Lidar vs. Photogrammetry - What’s the difference?

Drones get all the limelight, mainly due to their dazzling photography and video, however, Enterprises are now into the full thrust of using this visual data for actionable insights.

In recent years, there has been significant development and widespread use of aerial drone survey techniques with photogrammetry and LiDAR. This has caused a lot of confusion and misconceptions about the technologies, so we thought it best to break these down for you with their features, differences, and where each is best suited.

LiDAR

Light Detection and Ranging Technology, or LiDAR, started being used in the 1960s. LiDAR shoots out multiple lasers and measures the time each beam returns to the detector. This data is then used to generate a dense point cloud by deducing the distance and angle of each point from the LiDAR source and the exact position and orientation of the LiDAR payload through its scan time.

One of the main benefits of LiDAR is that it creates its own light source and is not dependent on environmental factors such as time of day, poor lighting conditions, or changing cloud shadows.

Another major benefit of LiDAR is its ability to measure multiple returns from a single laser pulse. This allows LiDAR to penetrate vegetation and record any partial returns it may have made as it makes its way to the surface below the vegetation. This multiple-return method also significantly increases the number of points generated and positioned per second. A typical LiDAR scanner may produce anywhere from 50,000 to 500,000 points per second, but with the multiple return method, it can record the position of up to 1.5 million points each second. As expected, this drastically increases the resolution of the point cloud but can also lead to very large datasets.

The main product of a LiDAR survey is a geo-rectified, non-colorized, 3D point cloud, or as commonly referred to, a LAS file. Modern compression techniques have allowed the development of LAZ file systems, which can be used interchangeably with much faster processing times and no noticeable loss in accuracy, functionality, or compatibility. Advanced decimation, filtering, and classification techniques can also significantly reduce data sets' size without losing any required detail.

The applications for Lidar range from Mining or Powerline mapping through to high vegetation areas up to 90% cover and light time/ poor lighting conditions.

Hill Vegetation Penetration

Photogrammetry

Photogrammetry is a passive imaging technology that utilizes images stitched together, using key matching points and captured camera positions to derive its outputs.

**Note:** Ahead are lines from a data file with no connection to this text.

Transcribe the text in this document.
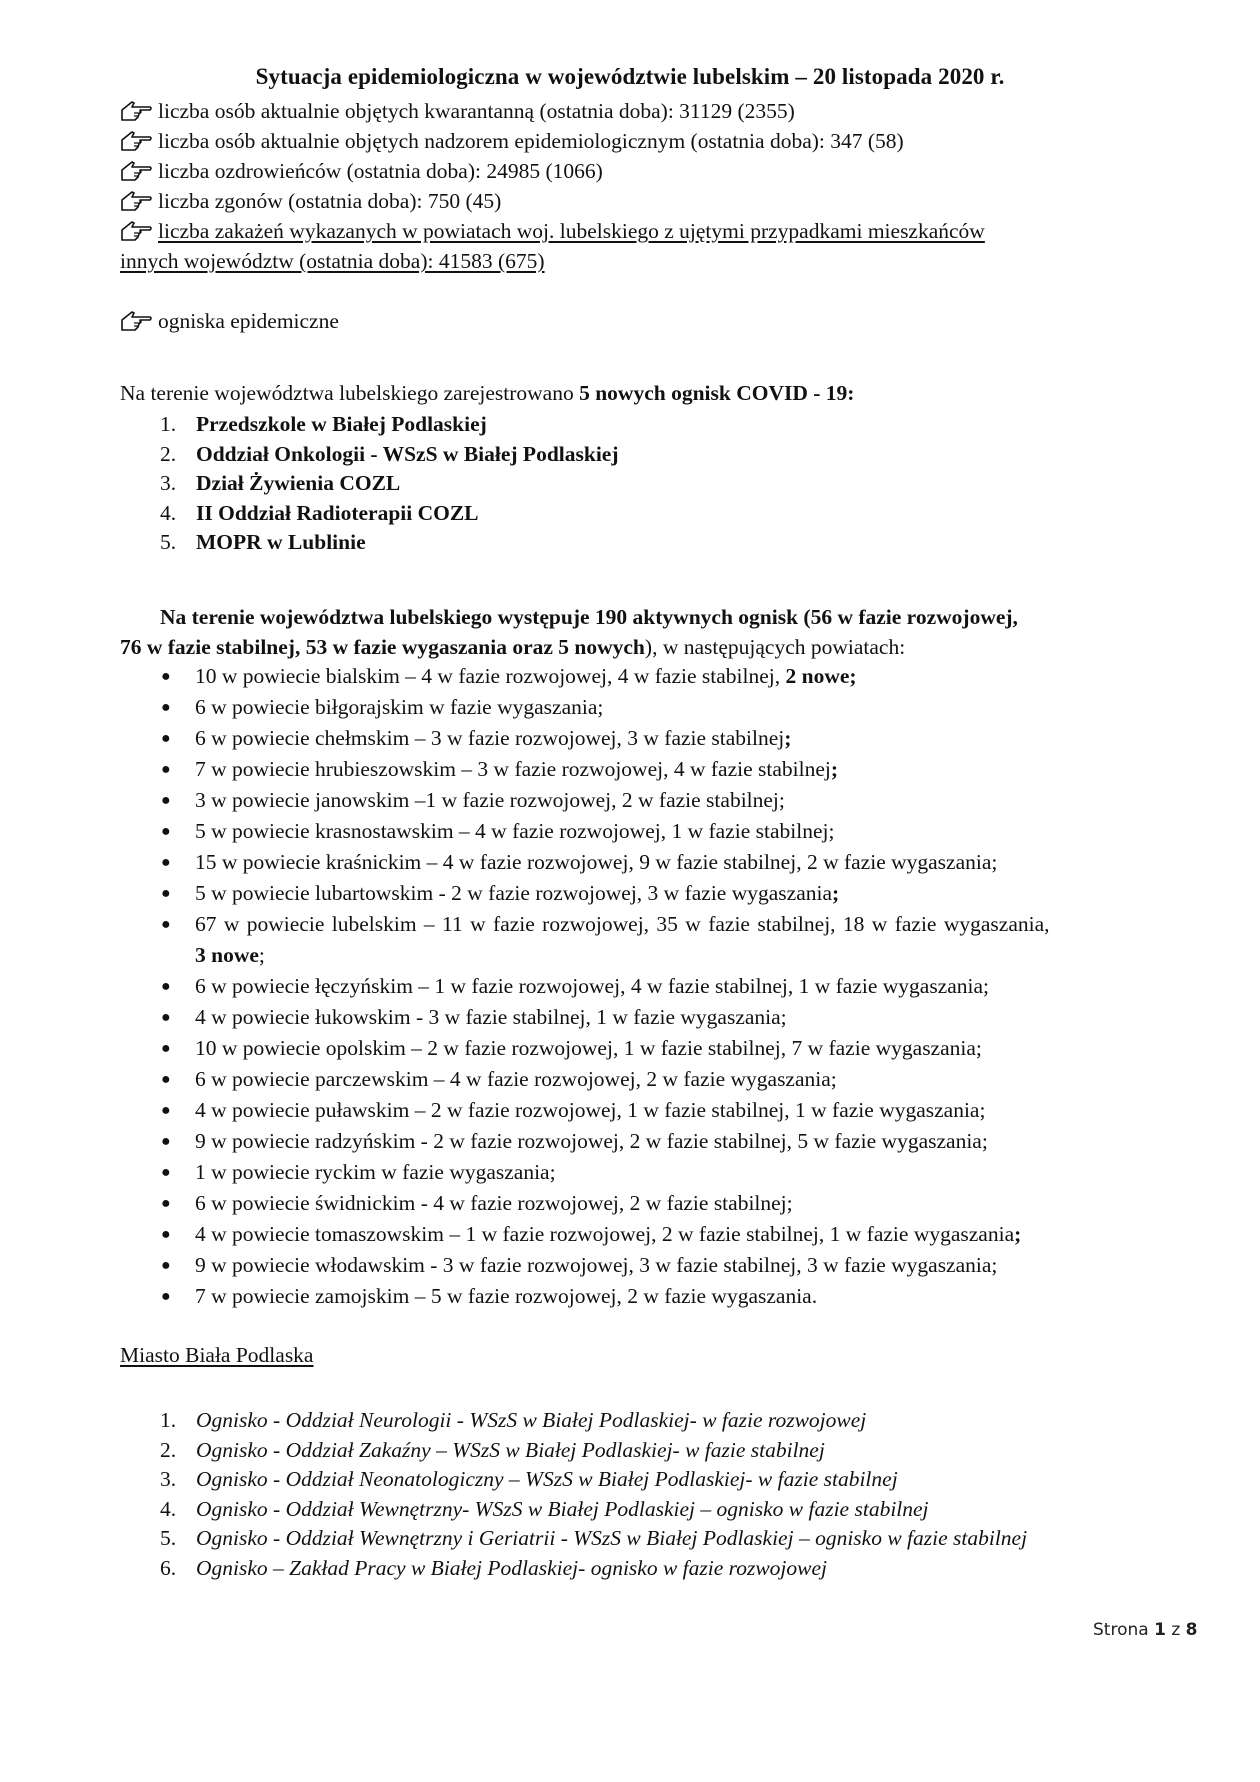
Sytuacja epidemiologiczna w województwie lubelskim – 20 listopada 2020 r.
liczba osób aktualnie objętych kwarantanną (ostatnia doba): 31129 (2355)
liczba osób aktualnie objętych nadzorem epidemiologicznym (ostatnia doba): 347 (58)
liczba ozdrowieńców (ostatnia doba): 24985 (1066)
liczba zgonów (ostatnia doba): 750 (45)
liczba zakażeń wykazanych w powiatach woj. lubelskiego z ujętymi przypadkami mieszkańców
innych województw (ostatnia doba): 41583 (675)
ogniska epidemiczne
Na terenie województwa lubelskiego zarejestrowano 5 nowych ognisk COVID - 19:
1. Przedszkole w Białej Podlaskiej
2. Oddział Onkologii - WSzS w Białej Podlaskiej
3. Dział Żywienia COZL
4. II Oddział Radioterapii COZL
5. MOPR w Lublinie
Na terenie województwa lubelskiego występuje 190 aktywnych ognisk (56 w fazie rozwojowej,
76 w fazie stabilnej, 53 w fazie wygaszania oraz 5 nowych), w następujących powiatach:
● 10 w powiecie bialskim – 4 w fazie rozwojowej, 4 w fazie stabilnej, 2 nowe;
● 6 w powiecie biłgorajskim w fazie wygaszania;
● 6 w powiecie chełmskim – 3 w fazie rozwojowej, 3 w fazie stabilnej;
● 7 w powiecie hrubieszowskim – 3 w fazie rozwojowej, 4 w fazie stabilnej;
● 3 w powiecie janowskim –1 w fazie rozwojowej, 2 w fazie stabilnej;
● 5 w powiecie krasnostawskim – 4 w fazie rozwojowej, 1 w fazie stabilnej;
● 15 w powiecie kraśnickim – 4 w fazie rozwojowej, 9 w fazie stabilnej, 2 w fazie wygaszania;
● 5 w powiecie lubartowskim - 2 w fazie rozwojowej, 3 w fazie wygaszania;
● 67 w powiecie lubelskim – 11 w fazie rozwojowej, 35 w fazie stabilnej, 18 w fazie wygaszania,
3 nowe;
● 6 w powiecie łęczyńskim – 1 w fazie rozwojowej, 4 w fazie stabilnej, 1 w fazie wygaszania;
● 4 w powiecie łukowskim - 3 w fazie stabilnej, 1 w fazie wygaszania;
● 10 w powiecie opolskim – 2 w fazie rozwojowej, 1 w fazie stabilnej, 7 w fazie wygaszania;
● 6 w powiecie parczewskim – 4 w fazie rozwojowej, 2 w fazie wygaszania;
● 4 w powiecie puławskim – 2 w fazie rozwojowej, 1 w fazie stabilnej, 1 w fazie wygaszania;
● 9 w powiecie radzyńskim - 2 w fazie rozwojowej, 2 w fazie stabilnej, 5 w fazie wygaszania;
● 1 w powiecie ryckim w fazie wygaszania;
● 6 w powiecie świdnickim - 4 w fazie rozwojowej, 2 w fazie stabilnej;
● 4 w powiecie tomaszowskim – 1 w fazie rozwojowej, 2 w fazie stabilnej, 1 w fazie wygaszania;
● 9 w powiecie włodawskim - 3 w fazie rozwojowej, 3 w fazie stabilnej, 3 w fazie wygaszania;
● 7 w powiecie zamojskim – 5 w fazie rozwojowej, 2 w fazie wygaszania.
Miasto Biała Podlaska
1. Ognisko - Oddział Neurologii - WSzS w Białej Podlaskiej- w fazie rozwojowej
2. Ognisko - Oddział Zakaźny – WSzS w Białej Podlaskiej- w fazie stabilnej
3. Ognisko - Oddział Neonatologiczny – WSzS w Białej Podlaskiej- w fazie stabilnej
4. Ognisko - Oddział Wewnętrzny- WSzS w Białej Podlaskiej – ognisko w fazie stabilnej
5. Ognisko - Oddział Wewnętrzny i Geriatrii - WSzS w Białej Podlaskiej – ognisko w fazie stabilnej
6. Ognisko – Zakład Pracy w Białej Podlaskiej- ognisko w fazie rozwojowej
Strona 1 z 8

Photogrammetry relies on reflected ambient light from the imaged surface or object. Consequently, the time of day, camera angle, and cloud cover can heavily affect its results.

The main benefit of photogrammetry is the low setup cost, as almost any aerial or ground-based camera can be used to collect the data, although with varying results.

The other clear benefit of photogrammetry is that small details or defects can easily be identified in 2D and 3D photogrammetry models due to the colorization and higher resolution compared to a Point Cloud. Most photogrammetry software packages also allow the operator to easily select any images that contain the defect or feature in question to further inspect it at the full resolution of the original image.

The most common output of photogrammetry is fully colorized 2D Orthomosaic and 3D models across various spectrums. In addition to this, the 3D models can be converted to a point cloud, similar to LiDAR outputs. Another benefit is the ability to trace back to the source high-resolution RGB images for further inspection clarity.

Construction Site Photogrammetry Model on Unleash live

Applications for photogrammetry include Construction progress models, stockpiles, mine sites, and asset maintenance inspections such as pipelines, low vegetation cover, or low GSD requirements.

Stockpile viewing through Unleash live